“Everyone who is born holds dual citizenship, in the kingdom of the well and in the kingdom of the sick,” Susan Sontag wrote in Illness as Metaphor. “Although we all prefer to use only the good passport, sooner or later each of us is obliged, at least for a spell, to identify ourselves as citizens of that other place.”
By the time I reached my last day of treatment for leukemia, in the autumn of 2015, I’d spent nearly four years—the majority of my adult life—in that other realm: the kingdom of the sick that no one cares to inhabit. Initially, I’d clung to the hope of a short sojourn, one where I wouldn’t have to unpack my bags. I resisted the label of “cancer patient,” believing I could remain the person I’d been. But as I grew sicker, I watched my old self vanish. In place of my name, I had been issued a patient-ID number. I’d learned to speak fluent medicalese.
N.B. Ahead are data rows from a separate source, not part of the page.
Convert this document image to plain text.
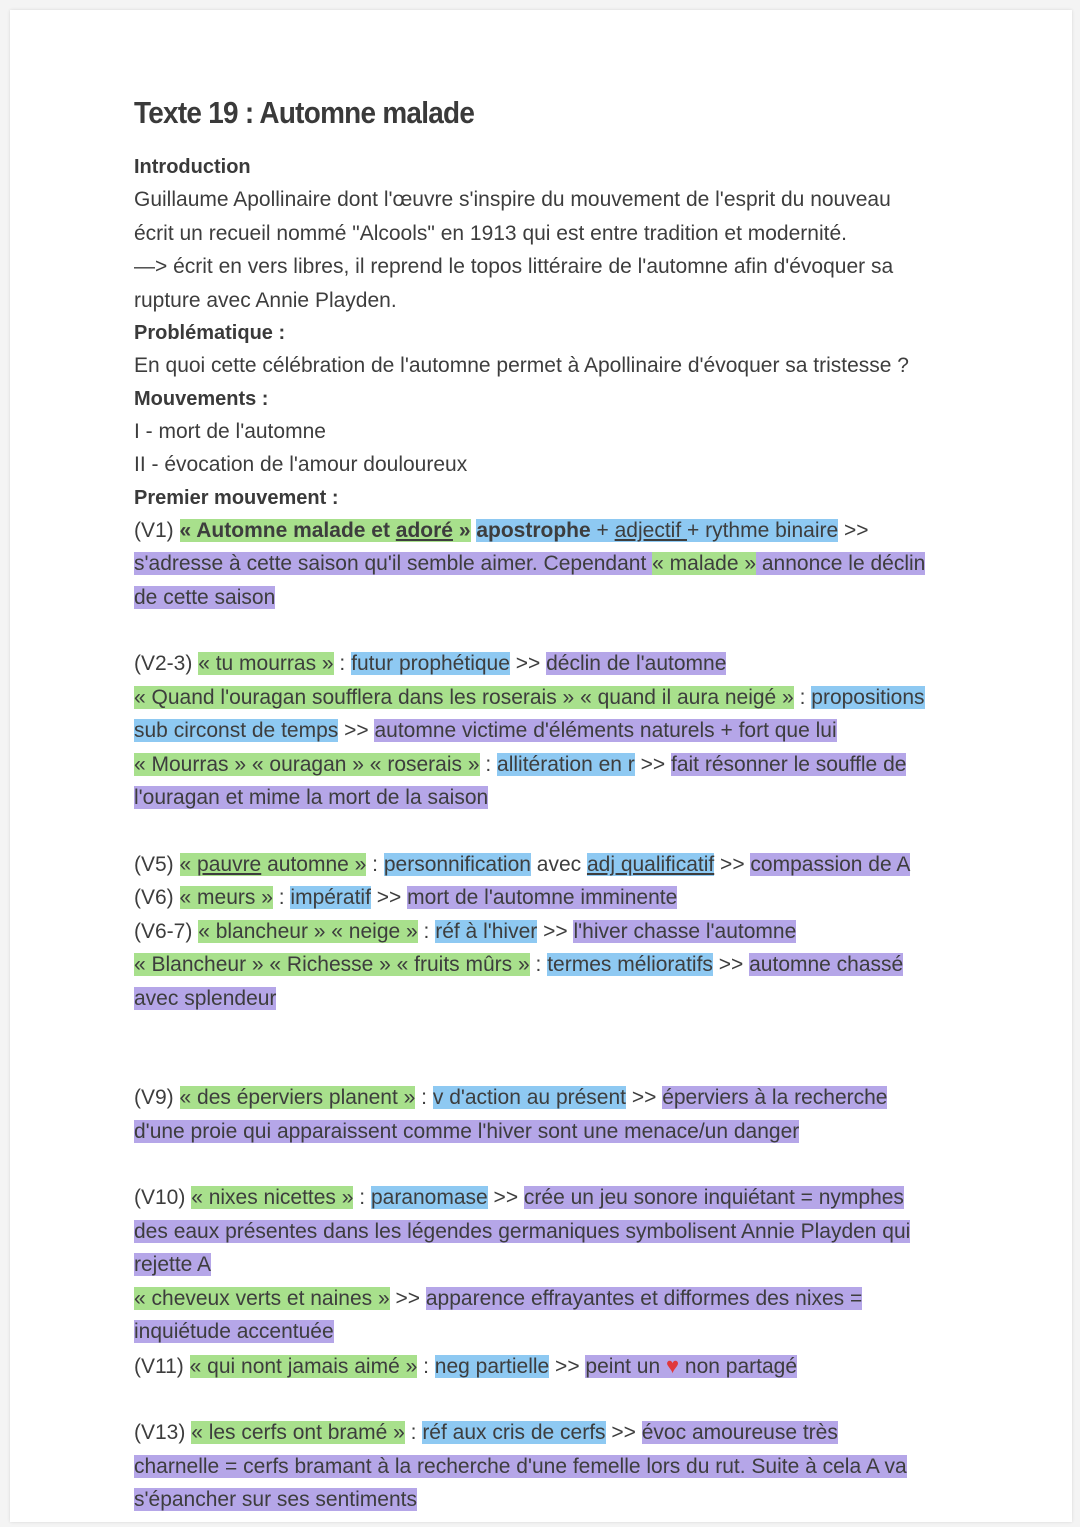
Texte 19 : Automne malade
Introduction
Guillaume Apollinaire dont l'œuvre s'inspire du mouvement de l'esprit du nouveau
écrit un recueil nommé "Alcools" en 1913 qui est entre tradition et modernité.
—> écrit en vers libres, il reprend le topos littéraire de l'automne afin d'évoquer sa
rupture avec Annie Playden.
Problématique :
En quoi cette célébration de l'automne permet à Apollinaire d'évoquer sa tristesse ?
Mouvements :
I - mort de l'automne
II - évocation de l'amour douloureux
Premier mouvement :
(V1) « Automne malade et adoré » apostrophe + adjectif + rythme binaire >>
s'adresse à cette saison qu'il semble aimer. Cependant « malade » annonce le déclin
de cette saison
(V2-3) « tu mourras » : futur prophétique >> déclin de l'automne
« Quand l'ouragan soufflera dans les roserais » « quand il aura neigé » : propositions
sub circonst de temps >> automne victime d'éléments naturels + fort que lui
« Mourras » « ouragan » « roserais » : allitération en r >> fait résonner le souffle de
l'ouragan et mime la mort de la saison
(V5) « pauvre automne » : personnification avec adj qualificatif >> compassion de A
(V6) « meurs » : impératif >> mort de l'automne imminente
(V6-7) « blancheur » « neige » : réf à l'hiver >> l'hiver chasse l'automne
« Blancheur » « Richesse » « fruits mûrs » : termes mélioratifs >> automne chassé
avec splendeur
(V9) « des éperviers planent » : v d'action au présent >> éperviers à la recherche
d'une proie qui apparaissent comme l'hiver sont une menace/un danger
(V10) « nixes nicettes » : paranomase >> crée un jeu sonore inquiétant = nymphes
des eaux présentes dans les légendes germaniques symbolisent Annie Playden qui
rejette A
« cheveux verts et naines » >> apparence effrayantes et difformes des nixes =
inquiétude accentuée
(V11) « qui nont jamais aimé » : neg partielle >> peint un ♥ non partagé
(V13) « les cerfs ont bramé » : réf aux cris de cerfs >> évoc amoureuse très
charnelle = cerfs bramant à la recherche d'une femelle lors du rut. Suite à cela A va
s'épancher sur ses sentiments
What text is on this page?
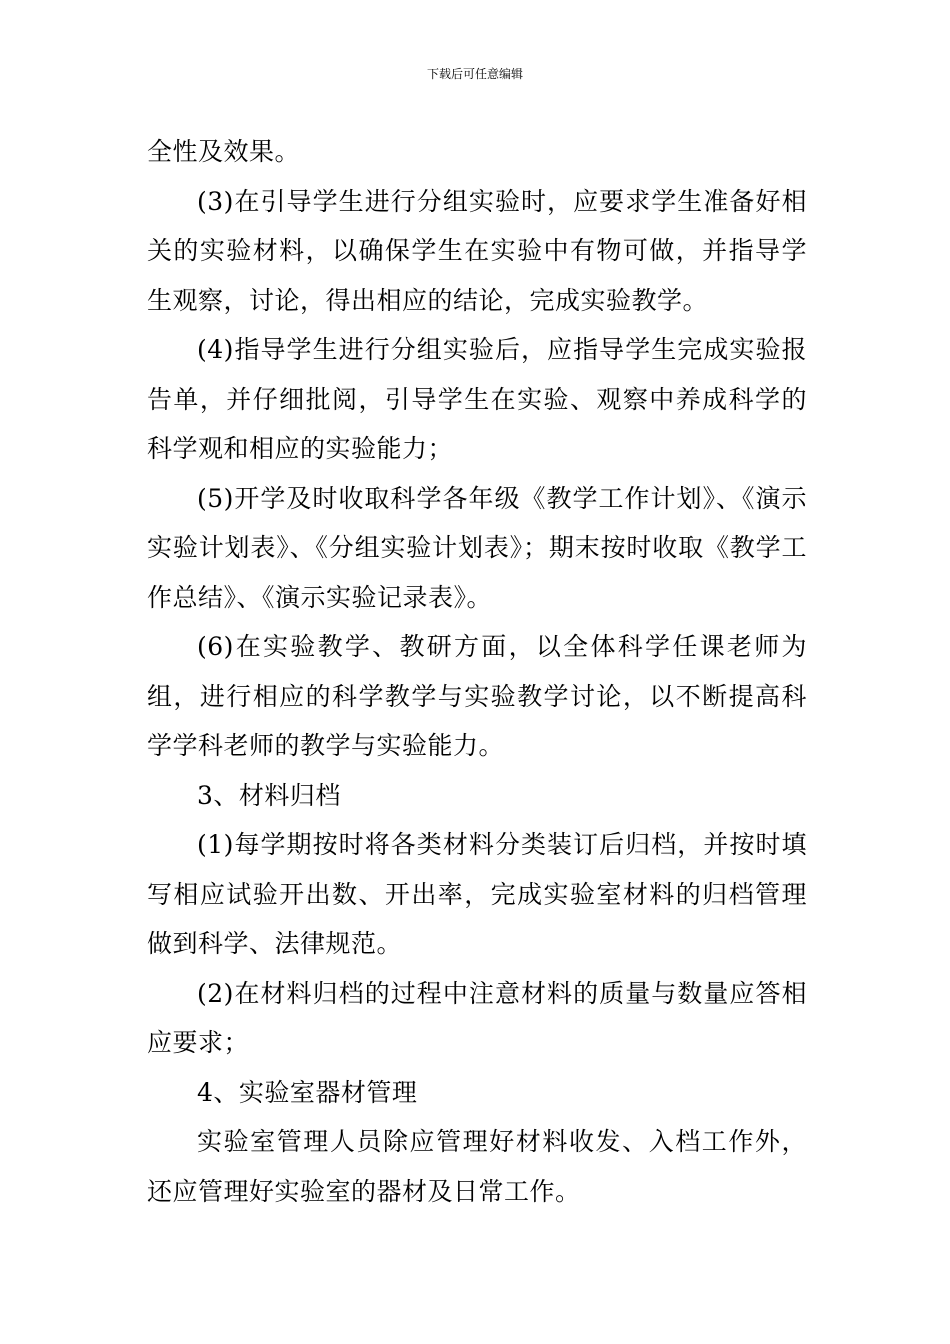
下载后可任意编辑

全性及效果。

(3)在引导学生进行分组实验时，应要求学生准备好相关的实验材料，以确保学生在实验中有物可做，并指导学生观察，讨论，得出相应的结论，完成实验教学。

(4)指导学生进行分组实验后，应指导学生完成实验报告单，并仔细批阅，引导学生在实验、观察中养成科学的科学观和相应的实验能力；

(5)开学及时收取科学各年级《教学工作计划》、《演示实验计划表》、《分组实验计划表》；期末按时收取《教学工作总结》、《演示实验记录表》。

(6)在实验教学、教研方面，以全体科学任课老师为组，进行相应的科学教学与实验教学讨论，以不断提高科学学科老师的教学与实验能力。

3、材料归档

(1)每学期按时将各类材料分类装订后归档，并按时填写相应试验开出数、开出率，完成实验室材料的归档管理做到科学、法律规范。

(2)在材料归档的过程中注意材料的质量与数量应答相应要求；

4、实验室器材管理

实验室管理人员除应管理好材料收发、入档工作外，还应管理好实验室的器材及日常工作。
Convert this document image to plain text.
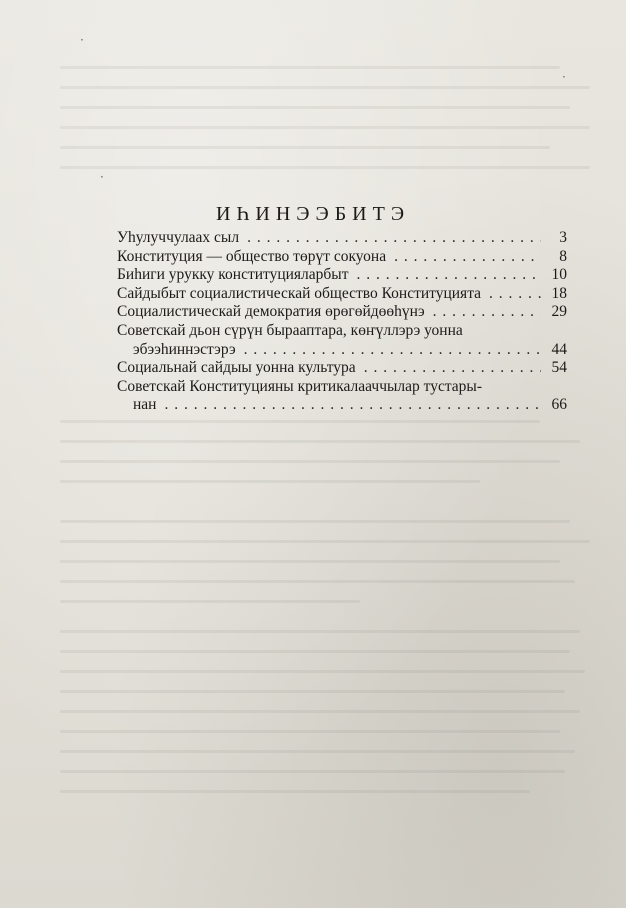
·
·
·
ИҺИНЭЭБИТЭ
Уһулуччулаах сыл . . .	3
Конституция — общество төрүт сокуона . . .	8
Биһиги урукку конституцияларбыт . . .	10
Сайдыбыт социалистическай общество Конституцията . . .	18
Социалистическай демократия өрөгөйдөөһүнэ . . .	29
Советскай дьон сүрүн бырааптара, көҥүллэрэ уонна
эбээһиннэстэрэ . . .	44
Социальнай сайдыы уонна культура . . .	54
Советскай Конституцияны критикалааччылар тустары-
нан . . .	66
Even my molecular identity had morphed: After my bone-marrow transplant, my brother’s stem cells engrafted in my marrow and my DNA had irreversibly mutated. With my bald head, pallor, and the medical port lodged below my collarbone, illness became the first thing people noticed about me.
As months bled into years, I adapted to the mores of this new land as best I could, befriended its inhabitants, even carved out a career within its confines. In its terrain, I built a home, accepting not only that I might stay there for a while, but that likely I would never leave. It was the outside world, the kingdom of the well, that had grown alien and frightening.
But for me, for all patients, the end goal is eventually to leave the kingdom of the sick. In many cancer wards, there’s a bell that patients ring on their last day of treatment, a ceremonial tolling that signals a transition. It’s time to say goodbye to the eerie and changeless fluorescence of hospital rooms. It’s time to step back into sunlight.